There is no doubt that women in the Arab world face a slew of societal and legislative challenges, but it seems as though we are on the right track in our fight for gender equality.
More and more Arab women have taken it upon themselves to stand up for their rights, sometimes even risking their own lives to do so.
Thanks to their efforts, we have seen several victories in the women's rights movement in the region.
This year alone, the Arab world witnessed a number of pro-women changes, especially in the conservative Islamic kingdom of Saudi Arabia.
Here are some of the accomplishments Arab women's rights activists have achieved in 2017:
1. Saudi Arabia lifted the decades-old ban on women driving
Perhaps one of the highlights of the year, Saudi Arabia announced late in September that it will finally allow women to drive starting June 2018.
The long-overdue decision followed multiple campaigns led by female Saudi activists, such as Manal Al-Sharif, Loujain Al-Hathloul, Wajeha Al-Huwaider, and Maysaa Al-Amoudi.
Among others, these women organized protests against the ban and personally defied it by attempting to drive in the kingdom, leading to their temporary arrest.
2. Saudi women made their way into the sports world
Saudi authorities have made several changes that loosen the restrictions on women practicing sports in public.
In February, the General Authority of Sports announced plans to start granting licenses to women's gyms and open female-only fitness centers in every district.
This came after a long history of female sports facilities being denied licenses or shut down.
In July, Minister of Education Ahmad Al-Issa issued a decree that introduced an all-new physical education program for girls' schools.
Additionally, the Saudi General Sports Authority announced in October it will allow women to attend sporting events in stadiums starting next year.

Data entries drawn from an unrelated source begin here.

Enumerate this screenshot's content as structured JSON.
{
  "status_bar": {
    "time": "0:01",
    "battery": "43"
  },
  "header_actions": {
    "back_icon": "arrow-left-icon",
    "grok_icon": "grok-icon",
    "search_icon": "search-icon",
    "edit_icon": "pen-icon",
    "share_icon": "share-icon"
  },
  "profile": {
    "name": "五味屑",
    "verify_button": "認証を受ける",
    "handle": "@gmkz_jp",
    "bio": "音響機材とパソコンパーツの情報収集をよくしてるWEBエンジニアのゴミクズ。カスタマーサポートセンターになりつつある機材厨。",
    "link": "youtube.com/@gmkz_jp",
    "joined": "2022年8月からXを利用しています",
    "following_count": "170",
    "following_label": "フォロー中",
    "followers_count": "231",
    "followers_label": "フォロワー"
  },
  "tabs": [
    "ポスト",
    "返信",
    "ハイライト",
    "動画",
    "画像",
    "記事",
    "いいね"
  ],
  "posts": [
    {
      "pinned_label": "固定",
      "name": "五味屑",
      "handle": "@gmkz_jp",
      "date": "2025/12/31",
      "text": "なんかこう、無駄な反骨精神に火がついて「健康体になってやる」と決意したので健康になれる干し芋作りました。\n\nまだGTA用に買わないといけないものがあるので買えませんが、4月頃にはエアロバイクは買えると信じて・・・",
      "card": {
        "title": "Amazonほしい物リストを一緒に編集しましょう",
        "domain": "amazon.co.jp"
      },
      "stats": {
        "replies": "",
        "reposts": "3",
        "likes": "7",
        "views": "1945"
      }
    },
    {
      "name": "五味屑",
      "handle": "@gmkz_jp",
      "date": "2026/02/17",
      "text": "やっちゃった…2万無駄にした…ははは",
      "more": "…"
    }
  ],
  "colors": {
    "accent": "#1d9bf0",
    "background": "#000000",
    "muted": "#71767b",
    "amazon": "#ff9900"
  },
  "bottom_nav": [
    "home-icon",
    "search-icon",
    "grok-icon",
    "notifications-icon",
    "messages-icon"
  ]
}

3. Tunisia passed a "landmark" law to end all violence against women
Tunisia is considered a pioneer of women's rights in the Arab world, and in July 2017, it passed a law that endorses that title.
The country's parliament passed a bill that protects women from violence in what the Human Rights Watch (HRW) described at the time as a "landmark step for women's rights."
The new law, which is expected to come into effect next year, introduces new criminal provisions and increases penalties for various forms of violence, sexual harassment, and discrimination against women.
The law recognizes "physical, moral and sexual violence" and includes the necessary measures women need in order to seek protection from acts of violence.
Additionally, under the new law, rapists are no longer allowed to escape punishment if they marry their victim.
4. Tunisia also decided to allow Muslim women to marry non-Muslim men
In September, the Muslim-majority state decided to lift a decades-old ban that had prohibited Muslim women from marrying non-Muslim men without the latter converting to Islam.
"All articles pertaining to the ban on Tunisian women from marrying non-Muslims have been revoked. In clearer terms, [the ban includes] the 1973 decree and all similar texts," presidency spokeswoman Saida Garrach wrote on Facebook at the time.
"Congratulations to the women of Tunisia for the consecration of the right to freely choose one's spouse," she added.
While the move was endorsed by Tunisian President Beji Caed Essibsi, it drew heavy criticism from Muslim clerics.
5. Lebanon abolished its controversial rape law
In August, Lebanon's Parliament repealed Article 522 of the Lebanese penal code, which allowed rapists to escape punishment if they marry their victims.
The fight to abolish the law had been ongoing for years and had been championed by ABAAD, a MENA based non-profit organization.
While the move is hailed as a victory for the women's rights movement, some say article 522 has only been "partially abolished."
KAFA, a women's rights organization in Beirut described the latest developments as a "partial victory".
"[The article's] effect continues under article 505, which involves sex with a minor who is 15 years of age, as it does through article 518, which concerns the seduction of a minor with the promise of marriage," the women's rights organization said in a Facebook post.
6. Jordan appointed its first-ever female Supreme Court judge
Jordanian Judge Ihsan Zuhdi Barakat broke the glass ceiling this September as the first-ever female judge in the kingdom's Supreme Court.
Barakat was promoted from the Amman Court of Appeal to the Supreme court, becoming the first Jordanian woman to ever reach the highest position in the judiciary.
According to Jordan Times, Barakat has already made huge strides as a woman in the field of law, as she was the first woman in the kingdom to serve as Amman's attorney general, the first to chair the West Amman Court, and the first to be appointed as an inspector at the Judicial Inspections Directorate.
Born in 1964, Barakat studied law at the University of Jordan, going on to work as a lawyer for 15 years before joining the judiciary.
7. Arab women fearlessly shared their intimate sexual harassment stories
Victims of sexual harassment are often hushed and discouraged from speaking up, but that did not faze the many Arab women who took part in the #MeToo campaign.
The worldwide campaign was led by American actress Alyssa Milano, who asked women to share their own sexual harassment stories in an attempt to "give people a sense of the magnitude of the problem."
This came in response to the controversy surrounding American Hollywood film producer Harvey Weinstein, who was accused of sexually abusing countless actresses.
Arab women took part in the campaign and reminded the world that sexual harassment knows no age, no limits, and no dress code.